Art Imitates Life

Our newest exhibition in this gallery containing original comic strips is composed of the ‘single panel’ strips which Sparky interspersed with the other dailies beginning in 1988. I call the “Strip Gallery” the heart of the Museum because the strips in this gallery are all original Peanuts comic strips, where visitors can concentrate on the line work and any extraneous markings.

Peanuts, October 15, 1996
Ink on Paper


One of my favorite examples in the exhibition of the use of the single panel is the ‘football in the rain’ strip above. It depicts rain, mud, and total chaos– great fodder for a cartoonist.
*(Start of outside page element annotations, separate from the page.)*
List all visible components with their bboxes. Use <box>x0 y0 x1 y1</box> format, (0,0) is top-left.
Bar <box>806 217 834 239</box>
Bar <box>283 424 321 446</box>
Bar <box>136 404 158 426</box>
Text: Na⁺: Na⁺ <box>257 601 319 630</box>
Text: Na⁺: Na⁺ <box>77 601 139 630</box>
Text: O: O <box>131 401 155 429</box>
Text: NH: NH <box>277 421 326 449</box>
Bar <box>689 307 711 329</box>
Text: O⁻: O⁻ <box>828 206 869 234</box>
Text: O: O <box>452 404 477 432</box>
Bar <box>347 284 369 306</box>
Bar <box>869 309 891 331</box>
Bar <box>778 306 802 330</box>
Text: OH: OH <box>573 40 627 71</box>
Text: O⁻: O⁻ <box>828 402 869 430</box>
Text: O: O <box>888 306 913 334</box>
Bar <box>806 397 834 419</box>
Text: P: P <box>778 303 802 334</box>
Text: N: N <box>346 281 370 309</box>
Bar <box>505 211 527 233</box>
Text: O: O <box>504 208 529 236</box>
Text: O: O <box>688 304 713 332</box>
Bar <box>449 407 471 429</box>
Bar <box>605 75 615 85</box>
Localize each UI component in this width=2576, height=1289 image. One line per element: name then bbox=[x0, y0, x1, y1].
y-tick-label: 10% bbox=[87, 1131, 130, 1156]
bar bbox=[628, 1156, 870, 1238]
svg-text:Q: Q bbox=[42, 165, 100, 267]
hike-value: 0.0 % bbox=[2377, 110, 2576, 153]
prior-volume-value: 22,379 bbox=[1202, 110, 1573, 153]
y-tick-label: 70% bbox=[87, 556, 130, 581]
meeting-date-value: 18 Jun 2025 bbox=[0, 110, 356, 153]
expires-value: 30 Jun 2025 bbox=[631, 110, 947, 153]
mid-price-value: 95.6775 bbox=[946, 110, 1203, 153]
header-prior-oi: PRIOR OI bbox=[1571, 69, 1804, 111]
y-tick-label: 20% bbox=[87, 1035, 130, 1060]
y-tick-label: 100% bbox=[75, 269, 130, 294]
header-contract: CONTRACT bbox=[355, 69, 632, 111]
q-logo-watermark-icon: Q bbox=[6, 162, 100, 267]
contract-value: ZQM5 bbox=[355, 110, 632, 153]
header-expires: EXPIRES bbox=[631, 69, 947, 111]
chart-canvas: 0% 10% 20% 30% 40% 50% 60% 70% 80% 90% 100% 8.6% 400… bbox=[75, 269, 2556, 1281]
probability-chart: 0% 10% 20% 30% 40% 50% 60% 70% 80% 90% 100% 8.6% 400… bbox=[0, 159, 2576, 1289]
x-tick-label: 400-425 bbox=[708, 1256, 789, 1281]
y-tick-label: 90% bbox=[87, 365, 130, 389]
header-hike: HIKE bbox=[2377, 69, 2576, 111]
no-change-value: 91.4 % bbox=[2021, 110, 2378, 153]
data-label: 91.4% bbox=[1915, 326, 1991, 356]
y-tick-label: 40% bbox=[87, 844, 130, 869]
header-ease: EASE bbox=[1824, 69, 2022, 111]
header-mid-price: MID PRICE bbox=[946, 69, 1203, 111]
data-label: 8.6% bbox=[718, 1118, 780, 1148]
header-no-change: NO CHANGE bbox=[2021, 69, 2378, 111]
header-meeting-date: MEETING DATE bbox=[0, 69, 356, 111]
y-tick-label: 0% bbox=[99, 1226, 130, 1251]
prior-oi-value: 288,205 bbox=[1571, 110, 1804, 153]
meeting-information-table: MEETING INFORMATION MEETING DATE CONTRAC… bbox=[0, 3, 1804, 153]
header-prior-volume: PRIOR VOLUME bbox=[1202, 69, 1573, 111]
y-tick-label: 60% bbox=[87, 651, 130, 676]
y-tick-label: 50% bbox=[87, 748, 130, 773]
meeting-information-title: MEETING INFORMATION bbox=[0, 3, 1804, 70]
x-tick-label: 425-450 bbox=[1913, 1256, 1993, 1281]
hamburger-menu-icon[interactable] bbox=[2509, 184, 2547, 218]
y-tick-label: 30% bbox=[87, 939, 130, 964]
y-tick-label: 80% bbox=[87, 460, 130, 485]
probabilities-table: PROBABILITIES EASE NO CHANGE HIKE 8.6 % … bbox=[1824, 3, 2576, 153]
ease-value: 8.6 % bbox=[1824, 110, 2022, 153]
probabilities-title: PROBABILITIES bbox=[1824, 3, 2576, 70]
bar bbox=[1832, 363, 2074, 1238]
When I see it, I can imagine the great fun Sparky had drawing that scene. As you look at it, you can see how well it lends itself to the freedom of the single panel and how difficult the strips would read if divided into panels.

The freedom allowed by the open panel worked its way into the Sunday pages, too.

Peanuts, April 21, 1991
Ink on Paper


Sparky was extremely proud of this Sunday page which we call “The Wave.” I imagine it derived from memories of hitting over the water at the 16th hole at Pebble Beach.

Photo credit Larry James c. 1968


If you don’t know the course, that is the water all the way to the left—and the “green” seems to be a mile away.

 

Sparky liked this Sunday page so much that he had a lithograph made of it which is for sale at Snoopy’s Gallery and Gift Shop. Following this, which was an experiment, Sparky produced several more of these very ‘artsy’ Sundays.

Peanuts, February 2, 1992
Ink on Paper


Somehow, Snoopy has hit his ball into a biblical scene (I can imagine Sparky’s enjoyment as he draws this.)

Peanuts, April 19, 1992
Ink on Paper


I do not know how Sparky became acquainted with Victoria Falls, but in the days of magazines, Sparky would relax by looking through the copies of magazines that he received monthly, and perhaps this scene was something that caught his eye.

Peanuts, January 17, 1993
Ink on Paper


This Sunday comic strip was drawn after we spent a January in Venice and its famous canals. I imagine Sparky asking his famous “What if?”—“What if Spike discovered a lost gondola near his favorite cactus?”


We were all so struck by the beauty in these Sunday pages here that we printed copies so visitors could color them here or take them home to color.

Seeing these beautiful pen drawings reminded me of a felt pen drawing Sparky made when we were in Yosemite in 1974, which is in the Museum Archives and which I never tire of seeing.

All of this reminds me that Sparky often said, “Good cartooning is good drawing.”

And I think we all can agree that he did just that.